George Orwell, Why I Write (September, 1946)
I think there are four great motives for writing, at any rate for writing prose. They exist in different degrees in every writer, and in any one writer the proportions will vary from time to time, according to the atmosphere in which he is living. They are:
1. Sheer egotism. Desire to seem clever, to be talked about, to be remembered after death, to get your own back on grown-ups who snubbed you in children, etc. etc.
2. Aesthetic enthusiasm. Perception of beauty in the external world, or, on the other hand, in words and their right arrangement. Pleasure in the impact of one sound on another, in the firmness of good prose or the rhythm of a good story. Desire to share an experience which one feels is valuable and ought not to be missed.
3. Historical impulse. Desire to see things as they are, to find out true facts and store them up for the use of posterity.
4. Political purpose - using the word 'political' in the widest possible sense. Desire to push the world in a certain direction, to alter other people's idea of the kind of society that they should strive after.
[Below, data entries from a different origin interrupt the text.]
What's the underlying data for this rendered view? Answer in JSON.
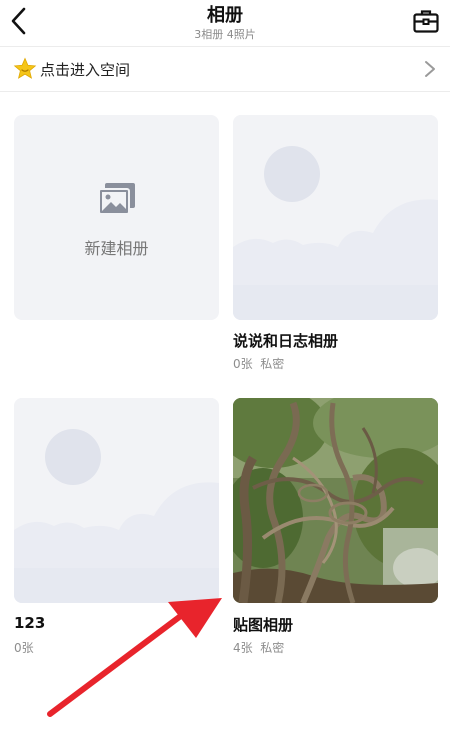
{
  "header": {
    "title": "相册",
    "subtitle": "3相册  4照片",
    "back_icon": "chevron-left-icon",
    "tools_icon": "toolbox-icon"
  },
  "banner": {
    "label": "点击进入空间",
    "icon": "star-badge-icon",
    "icon_color": "#f5c518",
    "chevron_icon": "chevron-right-icon"
  },
  "new_album": {
    "label": "新建相册",
    "icon": "gallery-icon"
  },
  "albums": [
    {
      "name": "说说和日志相册",
      "count": "0张",
      "privacy": "私密",
      "cover": "placeholder"
    },
    {
      "name": "123",
      "count": "0张",
      "privacy": "",
      "cover": "placeholder"
    },
    {
      "name": "贴图相册",
      "count": "4张",
      "privacy": "私密",
      "cover": "tree-vines-photo"
    }
  ],
  "annotation": {
    "type": "red-arrow",
    "color": "#e8242c"
  }
}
It can be seen how these various impulses must war against one another, and how they must fluctuate from person to person and from time to time. By nature - taking your nature to be the state you have attained when you are first adult - I am a person in whom the first three motives would outweigh the fourth. In a peaceful age I might have written ornate or merely descriptive books, and might have remained almost unaware of my political loyalties. As it is I have been forced into becoming a sort of pamphleteer.
Every line of serious work that I have written since 1936 has been written, directly or indirectly, against totalitarianism and for democratic Socialism, as I understand it. It seems to me nonsense, in a period like our own, to think that one can avoid writing of such subjects. It is simply a question of which side one takes and what approach one follows.